08-15-2017, 12:55
Szybkie odchudzanie jest możliwe, ale trzeba podejść do niego właściwie
Obecnie panuje pewna moda na fitness i zdrowy styl życia. Chociaż jest to jakiś pozytyw, bo jesteśmy bardziej zainteresowani swoim zdrowiem, ciałem, sylwetką. Szczególnie w dobie, gdzie otyłość została podniesiona do rangi choroby cywilizacyjnej. Warto pamiętać, że odchudzanie w krótkim czasie to wcale nie jest mit. Oczywiście dla każdego termin „szybko” ma nieco odmienne znaczenie. Nam zależy by realizować cel szybko w połączeniu z zachowaniem zdrowia i trwałych rezultatów. Pierwsza zasada – jedz więcej, zgodnie z zapotrzebowaniem na kalorie.
Kierowanie się wyliczonym zapotrzebowaniem często oznacza nawet jedzenie więcej niż dotychczas. Na pierwszy rzut oka wydaje się to mało logiczne i nic dziwnego. Nasi przodkowie wykształcili sobie pewien mechanizm przetrwania. W momencie, gdy jedli mniej to organizm zaczynał magazynować większe ilości tkanki tłuszczowej. Dlaczego? Ponieważ otrzymywał sygnał, że jedzenia jest mało, więc dostępność pokarmu jest niska. W celu przetrwania musiał odkładać „na ciężkie czasy”. Trzymanie się zapotrzebowania na kalorie wyśle sygnał, że z dostępnością pożywienia nie ma kłopotów, a zatem nie ma potrzeby magazynowania tkanki tłuszczowej. Należy stopniowo realizować swój cel.

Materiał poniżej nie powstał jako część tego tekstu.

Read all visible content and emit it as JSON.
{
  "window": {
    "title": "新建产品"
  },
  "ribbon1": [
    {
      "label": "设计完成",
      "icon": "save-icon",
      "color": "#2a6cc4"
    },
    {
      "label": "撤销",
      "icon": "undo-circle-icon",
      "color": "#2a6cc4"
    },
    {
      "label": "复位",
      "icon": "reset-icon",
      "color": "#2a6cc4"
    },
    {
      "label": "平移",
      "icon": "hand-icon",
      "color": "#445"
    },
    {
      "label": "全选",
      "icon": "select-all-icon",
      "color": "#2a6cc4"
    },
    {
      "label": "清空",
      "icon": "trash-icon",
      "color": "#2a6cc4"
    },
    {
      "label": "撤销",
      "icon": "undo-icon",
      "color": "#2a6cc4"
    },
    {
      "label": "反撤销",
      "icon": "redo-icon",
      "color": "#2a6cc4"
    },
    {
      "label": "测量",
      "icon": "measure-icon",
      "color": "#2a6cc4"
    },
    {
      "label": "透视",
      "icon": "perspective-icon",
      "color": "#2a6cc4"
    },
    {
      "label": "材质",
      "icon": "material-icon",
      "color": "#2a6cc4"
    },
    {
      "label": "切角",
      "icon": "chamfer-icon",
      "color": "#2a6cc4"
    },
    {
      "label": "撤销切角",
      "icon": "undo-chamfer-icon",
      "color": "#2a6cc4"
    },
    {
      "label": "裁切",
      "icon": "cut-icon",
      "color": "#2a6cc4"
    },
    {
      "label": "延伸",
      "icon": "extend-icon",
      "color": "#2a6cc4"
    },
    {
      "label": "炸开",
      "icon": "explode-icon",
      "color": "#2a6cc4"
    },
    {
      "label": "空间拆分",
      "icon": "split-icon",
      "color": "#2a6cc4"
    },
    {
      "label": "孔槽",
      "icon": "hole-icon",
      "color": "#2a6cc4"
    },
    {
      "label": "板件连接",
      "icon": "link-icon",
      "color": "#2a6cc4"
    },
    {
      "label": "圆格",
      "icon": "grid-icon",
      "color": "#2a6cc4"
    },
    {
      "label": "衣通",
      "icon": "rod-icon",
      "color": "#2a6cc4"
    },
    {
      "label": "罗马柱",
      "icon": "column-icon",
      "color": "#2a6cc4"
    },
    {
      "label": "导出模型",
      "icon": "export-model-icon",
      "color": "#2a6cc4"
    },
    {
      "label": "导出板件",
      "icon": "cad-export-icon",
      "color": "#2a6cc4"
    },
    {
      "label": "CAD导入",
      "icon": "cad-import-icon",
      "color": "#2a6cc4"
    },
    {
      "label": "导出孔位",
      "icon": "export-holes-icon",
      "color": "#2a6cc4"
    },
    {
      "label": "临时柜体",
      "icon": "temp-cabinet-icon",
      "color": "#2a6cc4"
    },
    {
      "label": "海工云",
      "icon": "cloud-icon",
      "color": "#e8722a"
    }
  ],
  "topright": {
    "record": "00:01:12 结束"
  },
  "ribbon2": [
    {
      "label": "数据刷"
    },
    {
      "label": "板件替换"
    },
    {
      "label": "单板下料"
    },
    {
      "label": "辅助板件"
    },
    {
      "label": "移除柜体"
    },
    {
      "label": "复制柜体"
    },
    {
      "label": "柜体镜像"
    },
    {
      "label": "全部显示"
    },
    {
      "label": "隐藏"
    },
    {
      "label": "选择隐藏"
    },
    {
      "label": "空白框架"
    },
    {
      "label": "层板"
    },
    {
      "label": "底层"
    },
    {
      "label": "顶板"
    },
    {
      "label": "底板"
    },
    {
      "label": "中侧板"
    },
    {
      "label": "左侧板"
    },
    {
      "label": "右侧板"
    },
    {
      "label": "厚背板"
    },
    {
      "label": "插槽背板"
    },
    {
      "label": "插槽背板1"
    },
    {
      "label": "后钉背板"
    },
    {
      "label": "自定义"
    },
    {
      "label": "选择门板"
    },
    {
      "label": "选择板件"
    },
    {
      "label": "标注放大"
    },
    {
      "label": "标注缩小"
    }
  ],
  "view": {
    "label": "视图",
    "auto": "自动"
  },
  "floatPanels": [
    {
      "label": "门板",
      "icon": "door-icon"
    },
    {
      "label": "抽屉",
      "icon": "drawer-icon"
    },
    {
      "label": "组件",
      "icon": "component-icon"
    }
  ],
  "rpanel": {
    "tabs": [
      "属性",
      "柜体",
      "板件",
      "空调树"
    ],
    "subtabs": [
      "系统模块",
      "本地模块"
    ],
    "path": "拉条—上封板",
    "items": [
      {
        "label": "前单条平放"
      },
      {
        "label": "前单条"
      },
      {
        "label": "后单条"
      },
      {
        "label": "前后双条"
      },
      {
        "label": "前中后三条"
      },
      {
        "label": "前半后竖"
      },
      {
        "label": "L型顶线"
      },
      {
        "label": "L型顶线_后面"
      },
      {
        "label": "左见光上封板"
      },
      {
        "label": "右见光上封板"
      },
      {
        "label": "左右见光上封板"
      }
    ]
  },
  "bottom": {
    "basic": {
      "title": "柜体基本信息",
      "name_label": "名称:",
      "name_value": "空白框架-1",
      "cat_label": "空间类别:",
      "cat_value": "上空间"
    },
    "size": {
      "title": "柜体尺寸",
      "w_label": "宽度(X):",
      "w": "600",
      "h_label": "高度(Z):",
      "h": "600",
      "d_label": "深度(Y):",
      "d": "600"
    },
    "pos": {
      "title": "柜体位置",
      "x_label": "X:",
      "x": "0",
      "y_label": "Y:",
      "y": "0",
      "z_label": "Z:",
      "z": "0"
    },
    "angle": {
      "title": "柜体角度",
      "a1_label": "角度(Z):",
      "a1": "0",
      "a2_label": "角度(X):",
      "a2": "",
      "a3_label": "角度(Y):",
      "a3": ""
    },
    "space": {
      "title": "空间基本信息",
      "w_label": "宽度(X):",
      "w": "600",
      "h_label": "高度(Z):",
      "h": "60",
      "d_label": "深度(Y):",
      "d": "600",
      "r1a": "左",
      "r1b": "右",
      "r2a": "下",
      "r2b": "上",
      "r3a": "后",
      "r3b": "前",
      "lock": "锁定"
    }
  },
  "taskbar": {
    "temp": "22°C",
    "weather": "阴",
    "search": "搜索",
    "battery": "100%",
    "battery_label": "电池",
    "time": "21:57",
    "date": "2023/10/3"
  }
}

Co jeszcze jest ważne? O tym dowiecie się na www.MojeCialo.com – zapewne wpadnie Wam w oko kilka ciekawostek.
Obecnie panuje pewna moda na fitness i zdrowy styl życia. Chociaż jest to jakiś pozytyw, bo jesteśmy bardziej zainteresowani swoim zdrowiem, ciałem, sylwetką. Szczególnie w dobie, gdzie otyłość została podniesiona do rangi choroby cywilizacyjnej. Warto pamiętać, że odchudzanie w krótkim czasie to wcale nie jest mit. Oczywiście dla każdego termin „szybko” ma nieco odmienne znaczenie. Nam zależy by realizować cel szybko w połączeniu z zachowaniem zdrowia i trwałych rezultatów. Pierwsza zasada – jedz więcej, zgodnie z zapotrzebowaniem na kalorie.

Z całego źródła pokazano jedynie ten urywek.